Algorithm 5 ran on the entire collection of 1,165,942 Android samples and found 214,818 pairs of applications whose shallow similarity was above \(\theta _p=50\,\%\). The total number of unique samples involved was 44,675. The involved samples were also grouped into 4047 clusters using the single linkage approach [28].

We have split the similar pairs by the similarity score as in Table 3. The first category contains the pairs with a perfect match (100 % similarity on non-library methods), while the subsequent categories contain the 10 % length intervals starting from 50 %. The values are also illustrated in the chart from Fig. 5.

Table 3 Statistics on the similar pairs found in the collection
Fig. 5
figure 5

Statistics on the similar pairs found in the collection

For each interval, we have counted the number of pairs with the similarity in that interval, along with the number of unique samples involved. Since an application A can be 95 % similar to an application B and 75 % similar to an application C, the sum on the Nr. samples column is greater than the total number of unique samples involved in the pairs.

The involved samples were also analyzed dynamically for behavior that affects the user’s privacy. The following undesired actions were found:

  • id Sending the device unique identifier on the Internet.

  • e-mail Sending the user’s e-mail address.

  • pass Different user’s passwords are sent in plain text.

  • location Sending the user’s GPS location.

  • phone Sending the phone number.

  • contacts Sending the contacts from the user’s phone agenda.

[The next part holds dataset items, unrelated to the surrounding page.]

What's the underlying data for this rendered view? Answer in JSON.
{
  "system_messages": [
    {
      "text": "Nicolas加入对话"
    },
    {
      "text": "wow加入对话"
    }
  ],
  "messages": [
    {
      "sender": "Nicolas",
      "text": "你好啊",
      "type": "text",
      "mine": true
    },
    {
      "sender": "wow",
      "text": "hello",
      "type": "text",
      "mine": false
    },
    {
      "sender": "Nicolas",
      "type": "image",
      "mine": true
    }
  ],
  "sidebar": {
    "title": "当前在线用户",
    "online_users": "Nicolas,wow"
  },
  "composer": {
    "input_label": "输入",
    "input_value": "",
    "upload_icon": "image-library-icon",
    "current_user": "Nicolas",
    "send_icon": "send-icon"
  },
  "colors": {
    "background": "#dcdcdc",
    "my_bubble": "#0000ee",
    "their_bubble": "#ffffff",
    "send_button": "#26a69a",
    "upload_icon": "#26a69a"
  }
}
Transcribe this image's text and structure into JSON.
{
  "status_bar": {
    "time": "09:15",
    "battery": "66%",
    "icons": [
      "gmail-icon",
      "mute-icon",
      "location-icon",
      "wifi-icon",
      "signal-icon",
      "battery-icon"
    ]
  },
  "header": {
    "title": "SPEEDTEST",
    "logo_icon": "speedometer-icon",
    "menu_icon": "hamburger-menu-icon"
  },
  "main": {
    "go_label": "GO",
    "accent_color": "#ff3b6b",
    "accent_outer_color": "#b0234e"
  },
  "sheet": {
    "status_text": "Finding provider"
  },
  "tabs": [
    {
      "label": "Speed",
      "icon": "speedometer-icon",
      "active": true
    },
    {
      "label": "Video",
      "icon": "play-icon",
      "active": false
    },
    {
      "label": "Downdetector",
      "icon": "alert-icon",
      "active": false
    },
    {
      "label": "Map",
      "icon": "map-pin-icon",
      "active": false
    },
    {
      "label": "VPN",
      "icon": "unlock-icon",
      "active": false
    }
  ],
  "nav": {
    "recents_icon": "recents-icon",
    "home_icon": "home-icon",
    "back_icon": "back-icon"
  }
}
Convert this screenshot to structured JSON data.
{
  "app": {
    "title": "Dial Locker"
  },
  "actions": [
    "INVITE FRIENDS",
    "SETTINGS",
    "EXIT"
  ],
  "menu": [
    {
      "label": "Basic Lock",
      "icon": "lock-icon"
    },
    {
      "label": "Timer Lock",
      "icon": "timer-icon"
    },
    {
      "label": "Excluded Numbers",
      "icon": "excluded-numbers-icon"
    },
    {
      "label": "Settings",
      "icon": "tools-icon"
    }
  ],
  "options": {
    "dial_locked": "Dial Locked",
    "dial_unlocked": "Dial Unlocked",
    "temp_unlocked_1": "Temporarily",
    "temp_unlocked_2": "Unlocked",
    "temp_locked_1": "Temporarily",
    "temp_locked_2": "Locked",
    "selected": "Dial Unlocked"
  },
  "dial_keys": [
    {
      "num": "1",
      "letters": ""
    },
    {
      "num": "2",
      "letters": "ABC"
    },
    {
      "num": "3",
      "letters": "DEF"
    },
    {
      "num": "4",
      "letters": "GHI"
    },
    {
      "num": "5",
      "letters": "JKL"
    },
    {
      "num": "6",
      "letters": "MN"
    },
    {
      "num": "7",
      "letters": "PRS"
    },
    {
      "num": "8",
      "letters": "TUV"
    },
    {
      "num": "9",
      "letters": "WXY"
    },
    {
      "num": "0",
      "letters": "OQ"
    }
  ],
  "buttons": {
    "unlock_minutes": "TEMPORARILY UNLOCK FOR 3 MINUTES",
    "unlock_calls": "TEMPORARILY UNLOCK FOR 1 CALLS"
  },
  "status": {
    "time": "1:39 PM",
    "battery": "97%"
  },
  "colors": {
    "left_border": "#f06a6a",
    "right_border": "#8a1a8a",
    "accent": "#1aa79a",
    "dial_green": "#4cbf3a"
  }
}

For each similarity interval, we have counted how many involved applications perform the actions above in Table 4.

Table 4 Statistics on the similar pairs found in the collection

Most of the actions from Table 4 are attributed to aggressive Adware SDKs that were introduced by the attacker to gain more financial revenue.

7 Conclusions and future work

We have proposed a new approach for finding plagiarism cases in the Android applications market. Since the number of current applications is over one million, the main concern was scalability.

Two similarity metrics, shallow similarity and deep similarity, can be used to compute how similar two applications are. They are both based on feature extracted from the code, but the shallow similarity works with methods hashes while the deep similarity also considers similar but non-identical methods based on their OpCode n-grams.

Although deep similarity is slower to compute, the performance is not an issue when checking a single pair of applications. Our solution solves the problem of searching for applications similar to a given one in the entire collection, or even finding all the pairs of similar items.

A database was designed to store all the collection’s data in a manner that allows fast retrieval of similar applications. The search is based on the concepts of reversed index and locality-sensitive hashing and is performed using Map-Reduce algorithms. For shallow similarity, we can find all pairs similar to a given one or all similar pairs. For deep similarity, we can perform an approximate search in order to retrieve even heavily obfuscated clones for a given application.

The designed system was able to handle a large collection of 1,165,942 Android samples, from which 44,675 unique ones were involved in 214,818 similarity cases. A dynamic analysis on the involved applications showed that plagiarism not only affects developers but also the users, by performing actions that affect the user’s privacy.

As future development, we will continue to work on library code identification, in order to obtain more accurate results.